私がこれから書くのは、体臭を根本的に改善する方法ではありません。
医療的なアプローチや体臭の予防・対処方法を知りたい方の期待には応えられないと思います。
現状は、個人の経験に基づき、体臭の悩みをさまざまな観点から考察していきたいと考えています。
読者層は、十代後半の方々を想定しています。先ほど述べたとおり、私自身、十代後半のころがもっともとつらかったからです。
十代の方が収入を得るのは難しい場合もあると思いますので、記事は無料で公開します。私と同じような境遇のみなさんが、いつでも気軽にアクセスできる環境を維持していきます。
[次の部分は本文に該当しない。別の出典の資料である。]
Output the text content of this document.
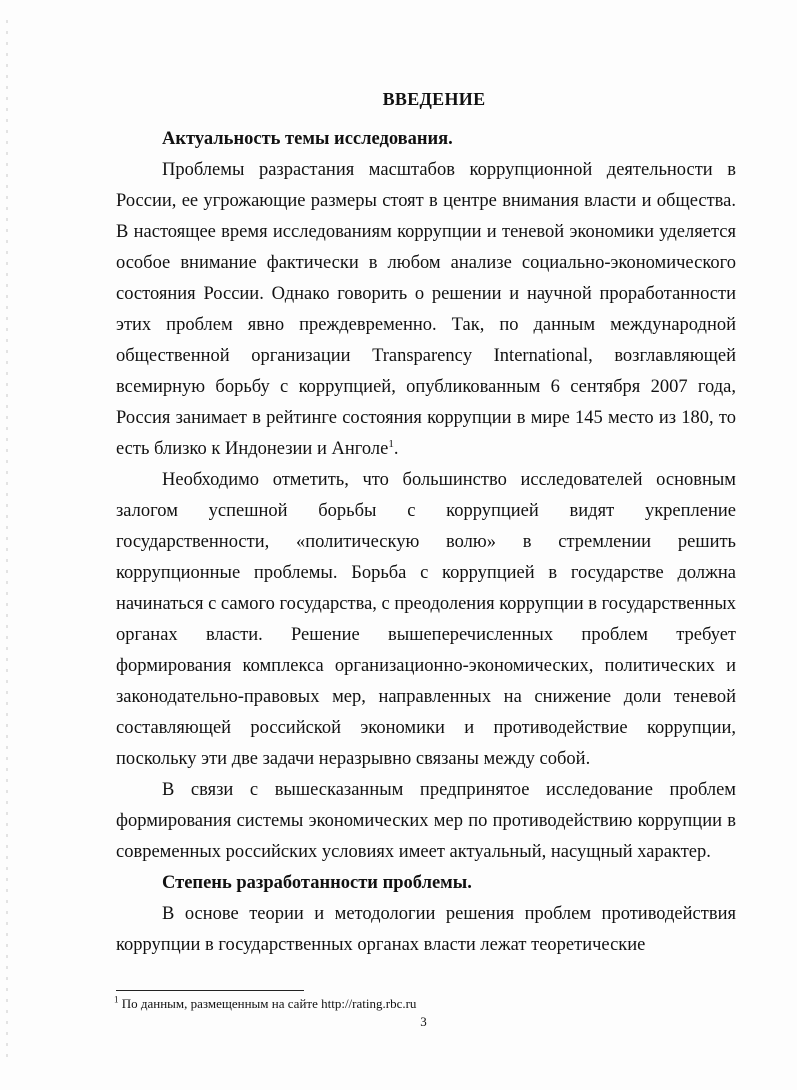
ВВЕДЕНИЕ

Актуальность темы исследования.

Проблемы разрастания масштабов коррупционной деятельности в России, ее угрожающие размеры стоят в центре внимания власти и общества. В настоящее время исследованиям коррупции и теневой экономики уделяется особое внимание фактически в любом анализе социально-экономического состояния России. Однако говорить о решении и научной проработанности этих проблем явно преждевременно. Так, по данным международной общественной организации Transparency International, возглавляющей всемирную борьбу с коррупцией, опубликованным 6 сентября 2007 года, Россия занимает в рейтинге состояния коррупции в мире 145 место из 180, то есть близко к Индонезии и Анголе$^1$.

Необходимо отметить, что большинство исследователей основным залогом успешной борьбы с коррупцией видят укрепление государственности, «политическую волю» в стремлении решить коррупционные проблемы. Борьба с коррупцией в государстве должна начинаться с самого государства, с преодоления коррупции в государственных органах власти. Решение вышеперечисленных проблем требует формирования комплекса организационно-экономических, политических и законодательно-правовых мер, направленных на снижение доли теневой составляющей российской экономики и противодействие коррупции, поскольку эти две задачи неразрывно связаны между собой.

В связи с вышесказанным предпринятое исследование проблем формирования системы экономических мер по противодействию коррупции в современных российских условиях имеет актуальный, насущный характер.

Степень разработанности проблемы.

В основе теории и методологии решения проблем противодействия коррупции в государственных органах власти лежат теоретические

$^1$ По данным, размещенным на сайте http://rating.rbc.ru
3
もちろん、幅広い年代の方々に読んでいただけたのなら、これほどうれしいことはありません。

ここまで書いて、はたと思いました。
はたして、私は若い方々に有益な情報を発信できるのだろうか、と。
正直、自信はありません。高校時代から三十年を経ているため、若いみなさんとの感覚のずれ、ジェネレーションギャップもあるはずです。
そんな中で、ひとりにでも「読んで良かった」と思っていただけるのであれば、文章をつづる意味があると信じています。